Xerophaeus exiguus

Scientific classification
- Kingdom: Animalia
- Phylum: Arthropoda
- Subphylum: Chelicerata
- Class: Arachnida
- Order: Araneae
- Infraorder: Araneomorphae
- Family: Gnaphosidae
- Genus: Xerophaeus
- Species: X. exiguus
- Binomial name: Xerophaeus exiguus Purcell, 1907

= Xerophaeus exiguus =

- Authority: Purcell, 1907

Species of spider

Xerophaeus exiguus is a species of spider in the family Gnaphosidae.

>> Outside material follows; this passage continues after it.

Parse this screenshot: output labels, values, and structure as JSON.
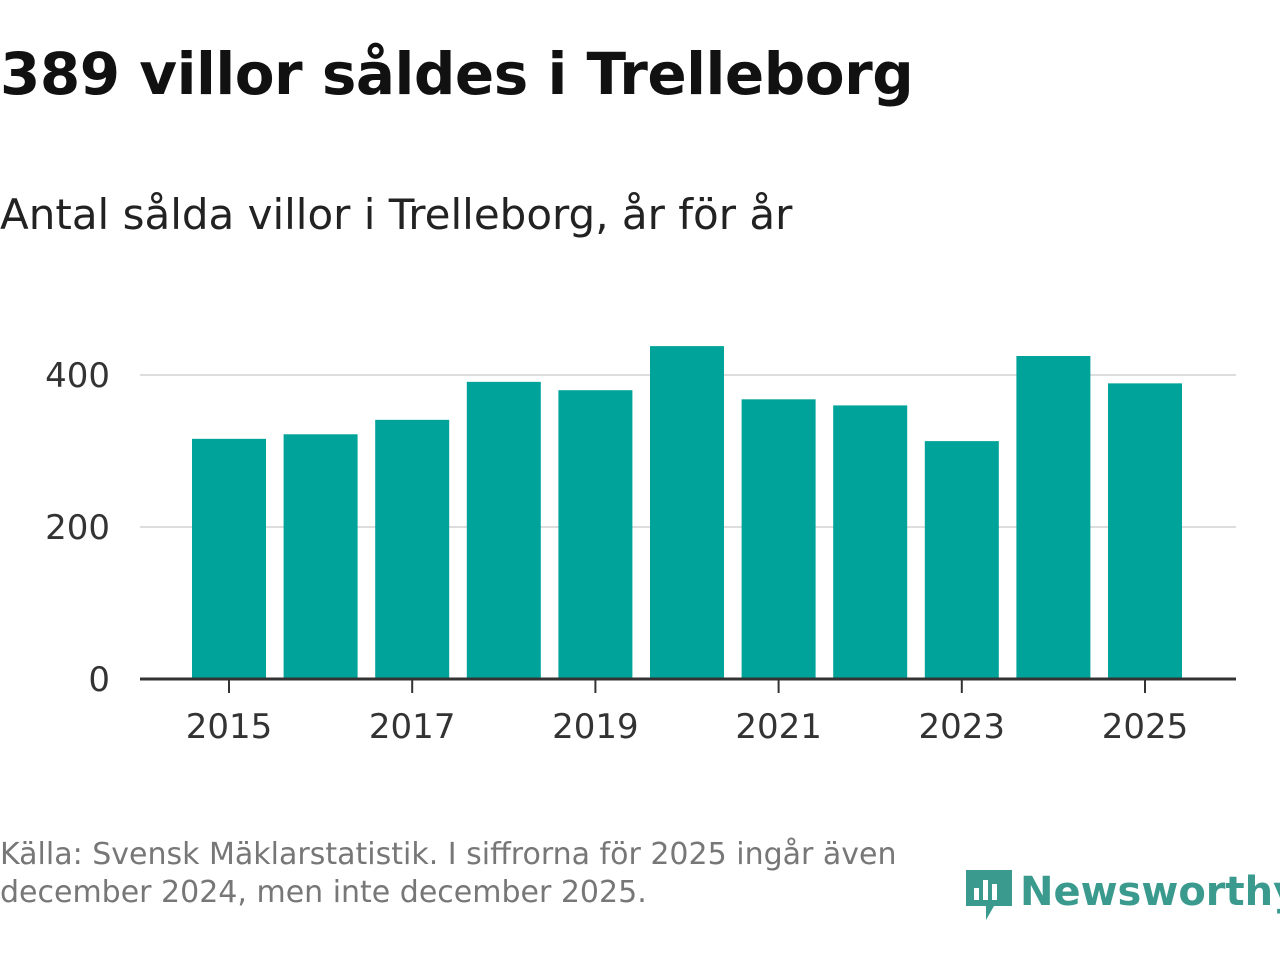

It is endemic to South Africa.

==Distribution==
Xerophaeus exiguus is recorded from two South African provinces: the Eastern Cape and Western Cape.

==Habitat and ecology==
The species inhabits the Thicket and Fynbos biomes at altitudes ranging from 237 to 648 m above sea level. Xerophaeus exiguus are free-living ground dwellers.

==Conservation==
Xerophaeus exiguus is listed as Data Deficient. The three known records of this species were all sampled prior to 1907. Too little is known about the location, range and current status of this taxon for an assessment to be made. More sampling is needed to determine the species' range. Threats are unknown.

==Taxonomy==
The species was originally described by W. F. Purcell in 1907 from Laingsburg. The species has not been revised but is known from both sexes.